In 1995, Peter Sisseck’s iconic Pingus emerged from its womb fully formed. A marriage of three great, ancient vineyards, its conception was as precise as it was brilliant. And the rest is history.
First made in 2003, the idea behind Peter’s rare Amelia was even simpler. Just a single barrel from fewer than 500 vines planted in 1895. It could never be anything other than great.
Flor de Pingus came to the party later. Its first vintage, 1995, was lost when a container ship sank in the North Atlantic in 1998, sending nearly every bottle made to the ocean floor. (Also lost was the entire US allocation of 1995 Pingus, plus tens of thousands of cases of classified growth Bordeaux.)
Flor de Pingus' second vintage, 1996, did survive, becoming something of a legend for those of us lucky enough to have tried it over the years.
But Flor’s full potential was yet to be realized.
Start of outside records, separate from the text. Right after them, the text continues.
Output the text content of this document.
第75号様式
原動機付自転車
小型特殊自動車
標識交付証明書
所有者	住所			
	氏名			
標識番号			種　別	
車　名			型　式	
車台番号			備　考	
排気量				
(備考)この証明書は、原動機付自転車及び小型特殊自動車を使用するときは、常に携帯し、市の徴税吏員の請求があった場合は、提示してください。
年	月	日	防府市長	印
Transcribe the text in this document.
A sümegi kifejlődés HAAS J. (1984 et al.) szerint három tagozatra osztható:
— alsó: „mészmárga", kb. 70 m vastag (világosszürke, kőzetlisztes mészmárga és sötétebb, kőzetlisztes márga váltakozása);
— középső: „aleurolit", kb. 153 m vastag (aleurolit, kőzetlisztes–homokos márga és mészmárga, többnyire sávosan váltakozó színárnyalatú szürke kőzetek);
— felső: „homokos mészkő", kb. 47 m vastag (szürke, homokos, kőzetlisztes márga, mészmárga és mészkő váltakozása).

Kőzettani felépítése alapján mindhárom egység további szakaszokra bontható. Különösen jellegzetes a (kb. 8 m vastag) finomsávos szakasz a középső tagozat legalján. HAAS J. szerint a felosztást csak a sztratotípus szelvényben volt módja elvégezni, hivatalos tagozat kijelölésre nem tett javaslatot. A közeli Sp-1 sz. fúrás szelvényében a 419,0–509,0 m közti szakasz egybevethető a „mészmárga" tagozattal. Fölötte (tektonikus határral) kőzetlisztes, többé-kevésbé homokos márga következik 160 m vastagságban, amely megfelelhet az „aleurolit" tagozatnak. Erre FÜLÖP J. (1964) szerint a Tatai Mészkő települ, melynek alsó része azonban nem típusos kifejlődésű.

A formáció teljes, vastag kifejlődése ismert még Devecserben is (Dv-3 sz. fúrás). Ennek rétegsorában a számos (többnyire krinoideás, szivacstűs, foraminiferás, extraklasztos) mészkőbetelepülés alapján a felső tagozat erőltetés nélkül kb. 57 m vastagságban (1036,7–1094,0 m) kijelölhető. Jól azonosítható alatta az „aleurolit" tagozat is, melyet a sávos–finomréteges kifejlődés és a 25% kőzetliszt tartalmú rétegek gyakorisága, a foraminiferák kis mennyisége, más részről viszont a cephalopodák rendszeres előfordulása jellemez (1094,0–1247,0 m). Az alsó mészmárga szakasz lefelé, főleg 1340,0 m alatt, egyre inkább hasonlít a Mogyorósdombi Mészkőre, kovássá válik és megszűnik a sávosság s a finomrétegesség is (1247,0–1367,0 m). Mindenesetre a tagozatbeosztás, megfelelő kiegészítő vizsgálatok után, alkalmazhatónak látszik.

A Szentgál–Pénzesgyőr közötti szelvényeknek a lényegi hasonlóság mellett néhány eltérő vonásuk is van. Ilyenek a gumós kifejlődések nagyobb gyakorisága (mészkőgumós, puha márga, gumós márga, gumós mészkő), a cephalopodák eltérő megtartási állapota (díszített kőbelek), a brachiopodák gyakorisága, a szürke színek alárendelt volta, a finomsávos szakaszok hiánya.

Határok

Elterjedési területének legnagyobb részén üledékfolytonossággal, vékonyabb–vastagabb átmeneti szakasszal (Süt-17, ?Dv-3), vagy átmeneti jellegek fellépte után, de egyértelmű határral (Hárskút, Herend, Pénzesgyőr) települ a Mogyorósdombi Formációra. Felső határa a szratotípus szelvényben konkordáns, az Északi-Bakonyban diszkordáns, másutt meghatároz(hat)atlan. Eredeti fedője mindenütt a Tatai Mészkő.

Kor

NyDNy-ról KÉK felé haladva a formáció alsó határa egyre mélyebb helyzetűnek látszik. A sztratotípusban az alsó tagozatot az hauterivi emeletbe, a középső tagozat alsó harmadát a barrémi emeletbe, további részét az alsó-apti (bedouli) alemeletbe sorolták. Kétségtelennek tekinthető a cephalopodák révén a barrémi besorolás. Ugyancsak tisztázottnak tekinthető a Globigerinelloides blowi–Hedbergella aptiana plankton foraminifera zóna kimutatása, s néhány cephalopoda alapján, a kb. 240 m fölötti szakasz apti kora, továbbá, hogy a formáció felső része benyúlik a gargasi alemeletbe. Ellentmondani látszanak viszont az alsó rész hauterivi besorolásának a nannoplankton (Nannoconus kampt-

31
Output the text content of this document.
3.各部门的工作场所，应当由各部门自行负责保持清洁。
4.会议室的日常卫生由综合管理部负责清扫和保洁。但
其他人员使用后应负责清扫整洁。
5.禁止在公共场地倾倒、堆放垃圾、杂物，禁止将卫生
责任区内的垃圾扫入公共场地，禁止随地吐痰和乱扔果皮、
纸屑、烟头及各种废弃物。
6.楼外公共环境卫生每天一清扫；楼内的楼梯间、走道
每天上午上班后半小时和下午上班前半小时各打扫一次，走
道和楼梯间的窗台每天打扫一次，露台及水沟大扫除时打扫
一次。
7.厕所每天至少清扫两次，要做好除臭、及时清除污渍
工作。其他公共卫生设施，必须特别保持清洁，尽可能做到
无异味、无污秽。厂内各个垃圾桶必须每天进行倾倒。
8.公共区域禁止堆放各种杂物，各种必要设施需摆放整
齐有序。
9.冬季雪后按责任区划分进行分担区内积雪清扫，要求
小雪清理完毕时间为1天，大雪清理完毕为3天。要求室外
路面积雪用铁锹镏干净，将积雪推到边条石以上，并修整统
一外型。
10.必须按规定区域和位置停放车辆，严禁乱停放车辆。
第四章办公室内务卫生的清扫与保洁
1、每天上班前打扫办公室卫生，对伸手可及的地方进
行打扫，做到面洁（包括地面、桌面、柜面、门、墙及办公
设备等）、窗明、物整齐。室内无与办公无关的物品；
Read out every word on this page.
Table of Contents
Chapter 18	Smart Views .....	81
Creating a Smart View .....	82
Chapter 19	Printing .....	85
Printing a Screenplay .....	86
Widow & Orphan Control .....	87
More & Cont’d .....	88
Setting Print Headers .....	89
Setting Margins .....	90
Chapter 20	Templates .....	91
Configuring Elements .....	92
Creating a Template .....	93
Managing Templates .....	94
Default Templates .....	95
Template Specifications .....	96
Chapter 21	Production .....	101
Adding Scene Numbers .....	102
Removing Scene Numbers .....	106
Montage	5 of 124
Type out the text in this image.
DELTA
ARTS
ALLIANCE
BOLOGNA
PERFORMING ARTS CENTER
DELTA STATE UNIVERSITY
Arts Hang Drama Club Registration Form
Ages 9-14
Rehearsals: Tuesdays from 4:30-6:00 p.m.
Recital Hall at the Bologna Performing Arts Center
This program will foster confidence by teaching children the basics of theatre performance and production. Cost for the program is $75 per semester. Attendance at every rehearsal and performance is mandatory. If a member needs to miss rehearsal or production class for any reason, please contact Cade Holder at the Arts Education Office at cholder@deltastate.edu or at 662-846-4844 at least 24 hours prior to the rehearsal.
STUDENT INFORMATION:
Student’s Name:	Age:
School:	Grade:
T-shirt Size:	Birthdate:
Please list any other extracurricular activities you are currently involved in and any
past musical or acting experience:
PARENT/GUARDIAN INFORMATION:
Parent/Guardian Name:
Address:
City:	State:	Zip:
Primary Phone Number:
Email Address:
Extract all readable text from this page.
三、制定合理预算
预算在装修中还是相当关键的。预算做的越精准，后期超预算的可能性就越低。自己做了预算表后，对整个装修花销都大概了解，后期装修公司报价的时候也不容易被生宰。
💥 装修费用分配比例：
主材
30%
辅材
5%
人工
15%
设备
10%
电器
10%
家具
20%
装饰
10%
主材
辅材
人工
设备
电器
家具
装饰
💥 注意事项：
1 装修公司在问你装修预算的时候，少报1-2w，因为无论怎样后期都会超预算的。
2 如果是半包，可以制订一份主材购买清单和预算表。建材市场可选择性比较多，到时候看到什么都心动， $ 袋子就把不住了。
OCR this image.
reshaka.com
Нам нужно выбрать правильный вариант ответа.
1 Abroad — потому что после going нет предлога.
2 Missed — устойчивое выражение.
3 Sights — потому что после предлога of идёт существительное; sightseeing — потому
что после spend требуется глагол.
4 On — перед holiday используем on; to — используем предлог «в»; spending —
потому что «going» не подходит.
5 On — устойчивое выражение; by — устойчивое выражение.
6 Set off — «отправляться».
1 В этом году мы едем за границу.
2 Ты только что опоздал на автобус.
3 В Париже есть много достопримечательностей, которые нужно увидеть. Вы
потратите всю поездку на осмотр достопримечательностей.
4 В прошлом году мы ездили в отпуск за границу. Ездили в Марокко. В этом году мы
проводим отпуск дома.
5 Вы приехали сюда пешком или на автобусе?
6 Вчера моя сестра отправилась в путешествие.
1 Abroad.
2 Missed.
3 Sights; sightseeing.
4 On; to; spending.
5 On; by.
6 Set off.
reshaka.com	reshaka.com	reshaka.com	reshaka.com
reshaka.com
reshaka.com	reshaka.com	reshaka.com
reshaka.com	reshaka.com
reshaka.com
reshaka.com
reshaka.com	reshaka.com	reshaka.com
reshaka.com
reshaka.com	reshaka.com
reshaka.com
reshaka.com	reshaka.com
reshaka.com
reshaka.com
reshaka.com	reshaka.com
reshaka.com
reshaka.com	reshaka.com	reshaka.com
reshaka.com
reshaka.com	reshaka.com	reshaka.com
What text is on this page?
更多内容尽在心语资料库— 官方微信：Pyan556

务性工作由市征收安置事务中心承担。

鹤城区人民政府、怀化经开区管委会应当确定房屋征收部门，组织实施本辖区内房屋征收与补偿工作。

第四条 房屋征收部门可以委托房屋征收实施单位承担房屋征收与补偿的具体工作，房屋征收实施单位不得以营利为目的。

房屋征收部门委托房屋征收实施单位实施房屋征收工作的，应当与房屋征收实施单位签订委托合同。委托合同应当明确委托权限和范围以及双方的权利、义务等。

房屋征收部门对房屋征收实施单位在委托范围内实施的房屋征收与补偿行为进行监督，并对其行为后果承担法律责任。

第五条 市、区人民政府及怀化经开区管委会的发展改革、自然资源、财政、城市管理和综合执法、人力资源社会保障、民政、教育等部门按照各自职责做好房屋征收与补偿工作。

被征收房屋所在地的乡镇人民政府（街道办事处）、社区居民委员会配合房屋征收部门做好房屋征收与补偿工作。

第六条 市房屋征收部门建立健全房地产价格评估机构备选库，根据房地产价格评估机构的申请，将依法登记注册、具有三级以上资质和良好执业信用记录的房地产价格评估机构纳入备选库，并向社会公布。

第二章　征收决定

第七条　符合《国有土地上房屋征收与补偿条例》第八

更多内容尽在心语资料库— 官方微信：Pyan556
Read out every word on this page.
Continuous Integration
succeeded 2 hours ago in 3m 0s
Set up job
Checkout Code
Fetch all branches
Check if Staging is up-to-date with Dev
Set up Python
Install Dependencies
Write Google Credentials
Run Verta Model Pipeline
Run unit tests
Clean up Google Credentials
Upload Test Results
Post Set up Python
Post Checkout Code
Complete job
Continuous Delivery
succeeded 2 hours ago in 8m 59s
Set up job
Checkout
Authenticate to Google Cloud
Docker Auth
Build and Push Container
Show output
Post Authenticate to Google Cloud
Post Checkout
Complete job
None was made in 1997 or 1998, and the 1999 was a mix of young vines and a few older vineyards scattered around the same village that Pingus is in, La Horra.
But Peter wanted more old vines from great terroirs, of which there was no shortage surrounding his three ancient Pingus plots.
Assembling those vineyards would take time and—in the red-hot Ribera del Duero real estate market of the 2000s—money. And it would take even more time to convert the vineyards to the same biodynamic agriculture that has made such a difference for Pingus and Amelia.